I'm having difficulty proving a well-known result from functional analysis. Any hints would be greatly appreciated.

Fix a Fréchet differentiable map of Banach spaces $g: X \to B$. Assume that, at a point $x_0 \in X$ where $g(x_0) = 0$, the derivative $Dg$ is Fredholm and surjective, so in particular the index of $Dg$ is the dimension of its kernel. A typical place this might arise is in solving PDEs, where $g$ is given by some nice differential operator and $x_0$ is some generic solution to the PDE.

I want to prove:

The moduli space $\{x \in X \, | \, g(x) = 0\}$ has a smooth chart near $x_0$ of dimension $index(Dg)$.

I know this is supposed to be a consequence of the implicit function theorem for Frechet maps, which I understand. I also understand the proof of the submersion theorem for finite-dimensional manifolds, which is simply an application of the implicit function theorem in finite dimensions. I am trying, in essence, to prove the above result the same way one would prove the finite-dimensional submersion theorem.

However, I'm having difficulty proving a version of the submersion theorem in the infinite-dimensional setting. I'll describe my approach here -- I suspect that maybe I'm trying to use the implicit function theorem in the wrong way.

Defining the finite-dimensional vector space $Y = kernel(Dg)$ and the Banach space $Z = B \times Y$, if one can choose a splitting map $\pi: X \to Y$, one can define a map $$F: X \times Y \to Z$$ given by $$F(x,y) = (g(x), \pi(x) - y).$$ Then the implicit function theorem obviously gives a parametrization of the set $\{x \, | \, g(x) = 0\}$ near $x_0$, in terms of an open set in $Y$.

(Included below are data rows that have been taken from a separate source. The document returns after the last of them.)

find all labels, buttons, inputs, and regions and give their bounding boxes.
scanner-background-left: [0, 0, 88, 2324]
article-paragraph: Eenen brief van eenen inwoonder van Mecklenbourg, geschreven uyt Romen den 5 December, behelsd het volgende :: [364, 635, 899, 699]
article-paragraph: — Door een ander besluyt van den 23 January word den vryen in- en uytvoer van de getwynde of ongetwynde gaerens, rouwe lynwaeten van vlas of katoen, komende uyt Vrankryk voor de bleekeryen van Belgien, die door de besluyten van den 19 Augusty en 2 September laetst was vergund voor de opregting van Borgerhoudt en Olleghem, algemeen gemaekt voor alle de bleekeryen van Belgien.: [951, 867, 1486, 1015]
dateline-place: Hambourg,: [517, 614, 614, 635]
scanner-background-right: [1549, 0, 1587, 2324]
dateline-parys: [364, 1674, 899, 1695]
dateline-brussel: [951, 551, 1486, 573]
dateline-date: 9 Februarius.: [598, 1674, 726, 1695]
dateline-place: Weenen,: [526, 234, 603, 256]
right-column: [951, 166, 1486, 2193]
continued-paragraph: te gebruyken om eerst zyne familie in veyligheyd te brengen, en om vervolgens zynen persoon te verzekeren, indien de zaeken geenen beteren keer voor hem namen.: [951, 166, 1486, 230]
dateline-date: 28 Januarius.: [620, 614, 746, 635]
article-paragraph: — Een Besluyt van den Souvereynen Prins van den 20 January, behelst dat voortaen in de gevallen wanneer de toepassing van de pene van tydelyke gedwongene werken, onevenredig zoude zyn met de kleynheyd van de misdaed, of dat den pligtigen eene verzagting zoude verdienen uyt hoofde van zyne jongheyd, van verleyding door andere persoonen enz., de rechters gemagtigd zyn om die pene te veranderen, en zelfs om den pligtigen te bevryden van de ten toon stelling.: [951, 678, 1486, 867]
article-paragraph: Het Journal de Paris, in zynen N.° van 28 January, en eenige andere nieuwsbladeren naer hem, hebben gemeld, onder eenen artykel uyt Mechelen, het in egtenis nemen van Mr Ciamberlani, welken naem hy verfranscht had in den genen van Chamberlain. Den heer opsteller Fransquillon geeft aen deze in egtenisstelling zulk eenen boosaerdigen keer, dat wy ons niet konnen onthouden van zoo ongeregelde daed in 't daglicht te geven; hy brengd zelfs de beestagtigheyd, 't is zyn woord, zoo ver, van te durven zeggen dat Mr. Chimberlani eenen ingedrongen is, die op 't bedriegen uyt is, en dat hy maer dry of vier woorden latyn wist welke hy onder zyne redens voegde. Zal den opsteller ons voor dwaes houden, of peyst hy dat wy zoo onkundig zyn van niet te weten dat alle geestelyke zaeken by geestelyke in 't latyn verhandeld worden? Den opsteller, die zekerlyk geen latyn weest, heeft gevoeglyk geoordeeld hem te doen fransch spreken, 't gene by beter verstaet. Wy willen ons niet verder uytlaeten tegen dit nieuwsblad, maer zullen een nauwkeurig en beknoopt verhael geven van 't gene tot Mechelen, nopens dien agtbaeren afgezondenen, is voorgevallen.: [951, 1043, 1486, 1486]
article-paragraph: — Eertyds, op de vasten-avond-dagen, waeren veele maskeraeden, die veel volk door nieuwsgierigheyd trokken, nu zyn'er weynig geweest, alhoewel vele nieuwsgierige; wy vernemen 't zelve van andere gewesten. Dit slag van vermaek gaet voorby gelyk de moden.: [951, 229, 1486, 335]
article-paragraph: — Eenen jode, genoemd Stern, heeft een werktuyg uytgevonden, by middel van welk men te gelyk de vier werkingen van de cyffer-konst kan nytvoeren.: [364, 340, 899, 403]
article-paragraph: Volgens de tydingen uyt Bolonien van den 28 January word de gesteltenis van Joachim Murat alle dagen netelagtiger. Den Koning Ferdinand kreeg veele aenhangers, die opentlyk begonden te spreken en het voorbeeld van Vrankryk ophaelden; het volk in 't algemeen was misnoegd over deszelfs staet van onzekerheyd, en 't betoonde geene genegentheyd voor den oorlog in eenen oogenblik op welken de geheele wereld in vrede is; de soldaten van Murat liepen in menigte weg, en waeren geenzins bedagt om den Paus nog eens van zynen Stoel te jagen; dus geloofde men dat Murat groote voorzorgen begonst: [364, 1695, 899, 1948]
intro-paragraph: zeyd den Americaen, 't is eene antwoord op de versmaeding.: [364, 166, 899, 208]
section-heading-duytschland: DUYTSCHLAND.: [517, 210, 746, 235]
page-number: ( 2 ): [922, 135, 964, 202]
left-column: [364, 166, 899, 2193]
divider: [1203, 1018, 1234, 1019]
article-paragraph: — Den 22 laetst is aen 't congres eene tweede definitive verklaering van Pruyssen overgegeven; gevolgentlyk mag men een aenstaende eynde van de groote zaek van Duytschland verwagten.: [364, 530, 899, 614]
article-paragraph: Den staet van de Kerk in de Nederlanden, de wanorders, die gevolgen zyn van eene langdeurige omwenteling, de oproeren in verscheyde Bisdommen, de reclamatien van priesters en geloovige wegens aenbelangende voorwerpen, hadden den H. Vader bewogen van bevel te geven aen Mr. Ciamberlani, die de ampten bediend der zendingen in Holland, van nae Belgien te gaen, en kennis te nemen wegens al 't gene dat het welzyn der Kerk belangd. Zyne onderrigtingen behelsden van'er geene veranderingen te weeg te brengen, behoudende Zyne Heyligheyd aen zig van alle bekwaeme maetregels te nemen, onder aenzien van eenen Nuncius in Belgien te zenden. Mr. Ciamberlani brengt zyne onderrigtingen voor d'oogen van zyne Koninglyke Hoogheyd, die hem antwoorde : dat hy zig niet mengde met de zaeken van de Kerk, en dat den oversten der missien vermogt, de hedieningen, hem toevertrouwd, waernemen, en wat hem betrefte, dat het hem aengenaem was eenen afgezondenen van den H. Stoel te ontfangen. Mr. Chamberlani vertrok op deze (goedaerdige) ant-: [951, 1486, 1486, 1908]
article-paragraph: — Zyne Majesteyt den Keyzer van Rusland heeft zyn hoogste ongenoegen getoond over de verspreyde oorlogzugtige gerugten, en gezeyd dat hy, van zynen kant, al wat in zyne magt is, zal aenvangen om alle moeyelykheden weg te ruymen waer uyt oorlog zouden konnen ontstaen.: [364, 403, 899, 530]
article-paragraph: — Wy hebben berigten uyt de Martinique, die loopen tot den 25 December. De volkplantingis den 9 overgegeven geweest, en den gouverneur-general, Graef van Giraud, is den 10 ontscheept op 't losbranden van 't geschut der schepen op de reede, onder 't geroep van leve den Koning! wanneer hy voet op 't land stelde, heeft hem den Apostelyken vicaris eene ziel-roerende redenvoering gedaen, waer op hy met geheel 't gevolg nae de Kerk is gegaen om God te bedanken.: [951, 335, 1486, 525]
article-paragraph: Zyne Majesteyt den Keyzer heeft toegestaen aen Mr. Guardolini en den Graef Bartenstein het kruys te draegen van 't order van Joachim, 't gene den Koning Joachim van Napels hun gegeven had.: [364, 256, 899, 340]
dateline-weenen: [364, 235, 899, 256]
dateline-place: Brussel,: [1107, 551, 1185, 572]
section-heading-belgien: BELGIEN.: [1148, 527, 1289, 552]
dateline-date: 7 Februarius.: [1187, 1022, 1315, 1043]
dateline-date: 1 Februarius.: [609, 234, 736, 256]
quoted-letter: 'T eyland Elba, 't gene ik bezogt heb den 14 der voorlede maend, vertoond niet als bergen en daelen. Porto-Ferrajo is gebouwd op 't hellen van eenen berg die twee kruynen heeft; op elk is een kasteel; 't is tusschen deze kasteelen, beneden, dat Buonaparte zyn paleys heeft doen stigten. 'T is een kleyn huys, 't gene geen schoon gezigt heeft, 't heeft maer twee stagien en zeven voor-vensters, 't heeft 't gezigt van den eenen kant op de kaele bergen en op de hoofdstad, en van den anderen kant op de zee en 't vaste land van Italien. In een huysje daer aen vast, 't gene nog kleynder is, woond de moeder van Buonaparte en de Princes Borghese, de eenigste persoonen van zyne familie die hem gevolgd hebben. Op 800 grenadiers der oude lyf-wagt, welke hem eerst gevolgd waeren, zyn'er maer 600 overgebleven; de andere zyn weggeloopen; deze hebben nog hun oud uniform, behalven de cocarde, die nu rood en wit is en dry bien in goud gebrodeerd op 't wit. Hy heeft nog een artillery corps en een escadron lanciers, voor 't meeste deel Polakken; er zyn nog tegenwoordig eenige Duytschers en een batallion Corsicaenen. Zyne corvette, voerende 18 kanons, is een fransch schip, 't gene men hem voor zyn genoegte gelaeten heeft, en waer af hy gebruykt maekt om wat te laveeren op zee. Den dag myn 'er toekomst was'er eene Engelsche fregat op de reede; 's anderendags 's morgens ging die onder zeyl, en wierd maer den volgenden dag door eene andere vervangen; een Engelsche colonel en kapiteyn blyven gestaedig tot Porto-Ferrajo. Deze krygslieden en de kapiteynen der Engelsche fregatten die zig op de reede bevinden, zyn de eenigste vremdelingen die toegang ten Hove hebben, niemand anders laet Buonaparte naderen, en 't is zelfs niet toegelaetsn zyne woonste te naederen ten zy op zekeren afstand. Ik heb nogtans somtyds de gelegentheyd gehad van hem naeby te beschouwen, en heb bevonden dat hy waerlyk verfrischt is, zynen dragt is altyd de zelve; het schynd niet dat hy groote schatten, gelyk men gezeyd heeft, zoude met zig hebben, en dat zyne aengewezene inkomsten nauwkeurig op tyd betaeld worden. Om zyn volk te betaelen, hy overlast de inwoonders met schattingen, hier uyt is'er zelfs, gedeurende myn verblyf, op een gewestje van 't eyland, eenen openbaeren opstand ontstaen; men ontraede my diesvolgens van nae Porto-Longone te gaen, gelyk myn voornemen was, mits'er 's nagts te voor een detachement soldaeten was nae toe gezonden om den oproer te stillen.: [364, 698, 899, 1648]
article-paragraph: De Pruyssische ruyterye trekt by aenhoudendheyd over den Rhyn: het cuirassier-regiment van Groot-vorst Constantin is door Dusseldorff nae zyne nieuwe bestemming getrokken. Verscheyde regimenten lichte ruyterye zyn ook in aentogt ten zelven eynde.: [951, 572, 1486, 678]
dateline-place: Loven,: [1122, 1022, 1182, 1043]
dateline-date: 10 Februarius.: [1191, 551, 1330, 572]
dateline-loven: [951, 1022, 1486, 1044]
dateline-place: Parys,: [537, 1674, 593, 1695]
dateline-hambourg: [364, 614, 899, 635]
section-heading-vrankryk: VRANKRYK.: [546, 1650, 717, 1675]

The splitting map $\pi$ always exists when $X, B$ are finite dimensional, but my question is: can such a splitting always be chosen when $X, B$ are infinite-dimensional? And if not, how can I prove the main result above? I'm trying to follow the finite-dimensional analogies, perhaps too naively, and failing. Any help would be appreciated.

-
If I understand correctly, you are asking why $Y$ is complemented in $X$. Every finite-dimensional subspace is complemented. Just write the identity map on $Y$ as a sum of rank-1 linear maps (essentially linear functionals) and extend them via Hahn-Banach. –  user53153 Dec 28 '12 at 19:23
Perfect! Thank you very much. –  user54535 Dec 29 '12 at 0:47
Glad to help. I'll copy the comment into the answer box, so that the question does not look unanswered. –  user53153 Dec 29 '12 at 0:49

You are asking why $Y$ is complemented in $X$. Every finite-dimensional subspace is complemented. Just write the identity map on $Y$ as a sum of rank-$1$ linear maps (essentially linear functionals) and extend them via the Hahn-Banach theorem.